12. Mai: Internationaler Tag der Pflege
Heute, am Internationalen Tag der Pflege, werden bundesweit Hunderttausende Pflegekräfte und Menschen, die sie unterstützen, auf die Straße gehen, um für unser aller Zukunft zu demonstrieren. Auch wir! Mit einem Sleep-In um fünf vor zwölf vor dem Reichstag wollen wir darauf hinweisen, dass das Pflegepersonal am Ende seiner Kräfte ist. Und wir bleiben auch nach dem 12. Mai dran!
Bis zum Ende des Jahres werden wir unter dem Motto „Wann, wenn nicht jetzt!“ eine Pflegekampagne mit drei thematisch unterschiedlichen Schwerpunkten starten.
Die drei Kampagnenelemente – „Pflegerebellion“, „Keine Ware“ und „lebensrelevant“ – wurden in unserem Auftrag von Studierenden der Berlin School of Design and Communication entwickelt. Mit dieser Pflegekampagne wollen wir unseren Teil dazu beitragen, damit sich endlich etwas ändert. Über den gesamten Kampagnenzeitraum arbeiten wir mit Pflegerinnen und Pflegern zusammen.
Politik dringend gefragt!
Wir alle haben jetzt – im Jahr der Bundestagswahl – die Chance genau zu schauen, inwieweit die Parteien bereit sind, die Pflegeberufe endlich aufzuwerten und das gesamte Gesundheitssystem radikal zu reformieren. Wenn, dann jetzt müssen sich die politischen Parteien im Bundestagswahlkampf an ihren Vorschlägen für eine gute und faire Pflege messen lassen.
Und bitte: Keine leeren Versprechungen – wie gesagt: Das Maß ist voll!

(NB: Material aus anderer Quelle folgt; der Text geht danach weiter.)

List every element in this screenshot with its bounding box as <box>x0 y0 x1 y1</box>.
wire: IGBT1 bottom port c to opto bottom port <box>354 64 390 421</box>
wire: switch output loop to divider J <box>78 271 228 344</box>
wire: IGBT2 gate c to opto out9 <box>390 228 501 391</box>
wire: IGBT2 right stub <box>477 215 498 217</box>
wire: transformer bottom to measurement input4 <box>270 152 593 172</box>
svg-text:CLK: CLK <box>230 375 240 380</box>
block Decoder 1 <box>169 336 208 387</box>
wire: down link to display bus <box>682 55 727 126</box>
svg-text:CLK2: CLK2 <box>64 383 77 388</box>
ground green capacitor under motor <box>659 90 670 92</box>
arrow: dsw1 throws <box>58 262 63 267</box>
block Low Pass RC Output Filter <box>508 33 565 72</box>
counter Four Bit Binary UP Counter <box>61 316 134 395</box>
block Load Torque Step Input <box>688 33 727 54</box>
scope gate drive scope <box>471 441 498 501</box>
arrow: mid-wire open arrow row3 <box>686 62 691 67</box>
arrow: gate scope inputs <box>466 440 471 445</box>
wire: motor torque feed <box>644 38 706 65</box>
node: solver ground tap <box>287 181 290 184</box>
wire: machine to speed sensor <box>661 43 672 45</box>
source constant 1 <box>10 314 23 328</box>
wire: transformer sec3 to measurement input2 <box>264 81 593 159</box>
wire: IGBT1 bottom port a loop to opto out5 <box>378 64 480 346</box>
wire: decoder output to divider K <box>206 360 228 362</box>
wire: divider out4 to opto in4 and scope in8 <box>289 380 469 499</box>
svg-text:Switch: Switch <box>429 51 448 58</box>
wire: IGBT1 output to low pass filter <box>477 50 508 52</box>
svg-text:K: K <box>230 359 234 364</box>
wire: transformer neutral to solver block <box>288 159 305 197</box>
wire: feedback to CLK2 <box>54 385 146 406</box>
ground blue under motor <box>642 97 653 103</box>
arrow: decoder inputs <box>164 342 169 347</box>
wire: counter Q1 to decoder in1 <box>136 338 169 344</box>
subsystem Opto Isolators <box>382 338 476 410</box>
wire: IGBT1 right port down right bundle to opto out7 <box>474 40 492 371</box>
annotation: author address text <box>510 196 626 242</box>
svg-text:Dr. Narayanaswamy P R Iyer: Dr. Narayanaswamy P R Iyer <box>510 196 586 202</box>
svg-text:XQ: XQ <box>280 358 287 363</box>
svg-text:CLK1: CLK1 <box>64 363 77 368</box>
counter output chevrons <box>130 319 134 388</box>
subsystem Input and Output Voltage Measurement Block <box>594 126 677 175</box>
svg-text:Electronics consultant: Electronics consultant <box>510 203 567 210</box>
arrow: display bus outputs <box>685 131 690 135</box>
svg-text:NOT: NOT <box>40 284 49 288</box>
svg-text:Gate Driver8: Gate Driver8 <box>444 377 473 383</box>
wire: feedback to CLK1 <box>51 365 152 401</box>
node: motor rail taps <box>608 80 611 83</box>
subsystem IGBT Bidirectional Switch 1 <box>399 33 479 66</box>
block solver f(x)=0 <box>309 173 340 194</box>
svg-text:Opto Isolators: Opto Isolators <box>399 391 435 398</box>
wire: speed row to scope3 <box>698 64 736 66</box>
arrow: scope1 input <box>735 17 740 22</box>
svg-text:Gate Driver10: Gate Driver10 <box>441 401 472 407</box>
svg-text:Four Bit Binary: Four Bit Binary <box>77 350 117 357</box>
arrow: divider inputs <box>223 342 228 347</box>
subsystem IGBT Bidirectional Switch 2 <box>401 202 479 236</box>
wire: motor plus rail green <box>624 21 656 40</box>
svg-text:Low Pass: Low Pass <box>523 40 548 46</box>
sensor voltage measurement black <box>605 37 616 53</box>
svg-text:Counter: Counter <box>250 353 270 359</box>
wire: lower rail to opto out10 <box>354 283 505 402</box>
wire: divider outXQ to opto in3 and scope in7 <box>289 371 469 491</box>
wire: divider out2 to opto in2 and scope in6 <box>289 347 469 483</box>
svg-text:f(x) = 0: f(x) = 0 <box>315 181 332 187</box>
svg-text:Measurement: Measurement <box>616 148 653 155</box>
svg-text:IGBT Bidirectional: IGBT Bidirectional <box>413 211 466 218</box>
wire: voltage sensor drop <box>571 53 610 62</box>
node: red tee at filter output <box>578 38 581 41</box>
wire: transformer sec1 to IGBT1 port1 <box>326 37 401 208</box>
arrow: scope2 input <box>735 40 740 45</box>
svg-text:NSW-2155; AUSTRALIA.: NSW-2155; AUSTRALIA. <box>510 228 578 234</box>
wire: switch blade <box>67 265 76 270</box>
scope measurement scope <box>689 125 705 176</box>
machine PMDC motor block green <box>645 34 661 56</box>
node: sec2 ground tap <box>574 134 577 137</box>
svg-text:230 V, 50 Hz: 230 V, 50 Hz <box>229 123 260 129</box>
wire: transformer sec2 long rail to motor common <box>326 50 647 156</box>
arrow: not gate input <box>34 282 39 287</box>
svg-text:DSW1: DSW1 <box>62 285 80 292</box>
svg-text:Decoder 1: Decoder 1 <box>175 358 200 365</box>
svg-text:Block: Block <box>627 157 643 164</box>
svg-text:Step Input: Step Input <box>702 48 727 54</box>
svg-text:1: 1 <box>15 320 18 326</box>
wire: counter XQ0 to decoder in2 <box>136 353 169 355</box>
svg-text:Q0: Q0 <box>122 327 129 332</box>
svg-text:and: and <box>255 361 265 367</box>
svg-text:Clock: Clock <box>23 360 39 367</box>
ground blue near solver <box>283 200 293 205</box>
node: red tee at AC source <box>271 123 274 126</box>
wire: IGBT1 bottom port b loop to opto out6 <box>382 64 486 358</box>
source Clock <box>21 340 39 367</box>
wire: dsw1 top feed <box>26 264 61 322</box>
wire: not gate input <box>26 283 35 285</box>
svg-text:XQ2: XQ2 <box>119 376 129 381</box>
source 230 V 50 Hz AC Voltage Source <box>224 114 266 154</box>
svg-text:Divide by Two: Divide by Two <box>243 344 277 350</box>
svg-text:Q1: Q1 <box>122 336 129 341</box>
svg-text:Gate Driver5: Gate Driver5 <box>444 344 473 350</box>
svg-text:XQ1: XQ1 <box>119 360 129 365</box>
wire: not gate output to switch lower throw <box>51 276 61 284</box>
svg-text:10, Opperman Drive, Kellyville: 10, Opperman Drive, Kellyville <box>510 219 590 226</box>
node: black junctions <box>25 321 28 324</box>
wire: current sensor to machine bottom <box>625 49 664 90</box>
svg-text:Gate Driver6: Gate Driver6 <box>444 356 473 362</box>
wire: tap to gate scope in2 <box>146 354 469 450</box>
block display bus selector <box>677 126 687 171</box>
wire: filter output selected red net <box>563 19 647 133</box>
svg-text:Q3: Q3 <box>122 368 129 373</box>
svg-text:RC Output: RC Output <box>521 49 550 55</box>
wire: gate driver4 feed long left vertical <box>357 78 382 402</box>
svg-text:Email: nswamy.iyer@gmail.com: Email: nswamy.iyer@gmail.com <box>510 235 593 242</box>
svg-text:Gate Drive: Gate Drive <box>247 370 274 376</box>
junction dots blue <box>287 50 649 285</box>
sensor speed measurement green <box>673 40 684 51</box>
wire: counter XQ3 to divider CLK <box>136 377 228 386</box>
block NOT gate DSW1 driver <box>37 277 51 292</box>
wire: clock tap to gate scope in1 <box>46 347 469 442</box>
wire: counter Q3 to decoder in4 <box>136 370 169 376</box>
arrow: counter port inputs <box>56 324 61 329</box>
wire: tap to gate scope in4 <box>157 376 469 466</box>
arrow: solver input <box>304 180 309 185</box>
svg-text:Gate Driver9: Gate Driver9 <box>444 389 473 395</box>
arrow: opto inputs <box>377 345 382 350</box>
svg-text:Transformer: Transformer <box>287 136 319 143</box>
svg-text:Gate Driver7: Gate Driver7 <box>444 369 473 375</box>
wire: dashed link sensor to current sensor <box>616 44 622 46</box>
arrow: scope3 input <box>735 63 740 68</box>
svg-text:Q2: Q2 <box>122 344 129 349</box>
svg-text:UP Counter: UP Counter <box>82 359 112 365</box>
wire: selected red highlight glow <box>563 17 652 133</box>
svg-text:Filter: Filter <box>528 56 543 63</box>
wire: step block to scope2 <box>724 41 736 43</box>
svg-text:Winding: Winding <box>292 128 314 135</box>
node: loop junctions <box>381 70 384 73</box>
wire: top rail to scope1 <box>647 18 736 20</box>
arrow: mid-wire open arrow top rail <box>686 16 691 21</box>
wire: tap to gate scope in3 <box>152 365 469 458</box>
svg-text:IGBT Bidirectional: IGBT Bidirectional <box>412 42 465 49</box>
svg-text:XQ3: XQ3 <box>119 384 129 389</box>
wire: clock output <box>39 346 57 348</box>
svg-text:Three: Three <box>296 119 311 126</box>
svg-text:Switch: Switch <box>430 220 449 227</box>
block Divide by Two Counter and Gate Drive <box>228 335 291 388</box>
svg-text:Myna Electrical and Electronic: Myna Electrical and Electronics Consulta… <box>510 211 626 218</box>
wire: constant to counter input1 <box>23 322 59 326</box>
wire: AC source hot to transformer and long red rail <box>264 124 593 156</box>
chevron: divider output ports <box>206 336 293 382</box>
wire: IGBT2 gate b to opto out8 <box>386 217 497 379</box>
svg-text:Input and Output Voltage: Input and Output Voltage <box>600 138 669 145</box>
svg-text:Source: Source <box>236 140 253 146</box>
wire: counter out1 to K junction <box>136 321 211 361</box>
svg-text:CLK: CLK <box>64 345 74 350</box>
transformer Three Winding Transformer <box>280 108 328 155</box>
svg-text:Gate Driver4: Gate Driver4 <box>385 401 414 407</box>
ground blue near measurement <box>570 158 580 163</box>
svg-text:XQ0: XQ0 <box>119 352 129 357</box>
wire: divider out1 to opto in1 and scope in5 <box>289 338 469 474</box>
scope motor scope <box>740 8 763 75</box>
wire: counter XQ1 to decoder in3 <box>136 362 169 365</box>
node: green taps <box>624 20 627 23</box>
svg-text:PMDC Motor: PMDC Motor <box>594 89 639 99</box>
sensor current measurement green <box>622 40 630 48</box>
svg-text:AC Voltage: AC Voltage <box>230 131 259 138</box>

Heike Gerstenberger ist langjährige Bundessprecherin der Bundesarbeitsgemeinschaft (BAG) kommunaler Frauenbüros und Gleichstellungsstellen, dem Dachverband von rund 1.900 Frauen- und Gleichstellungsbeauftragten in Deutschland. Von 1990 bis 2020 war sie Gleichstellungsbeauftragte in Berlin-Pankow
Anke Spiess ist Mitarbeiterin der Bundesarbeitsgemeinschaft (BAG) kommunaler Frauenbüros und Gleichstellungsstellen sowie freiberufliche Radio- und Fernsehjournalistin.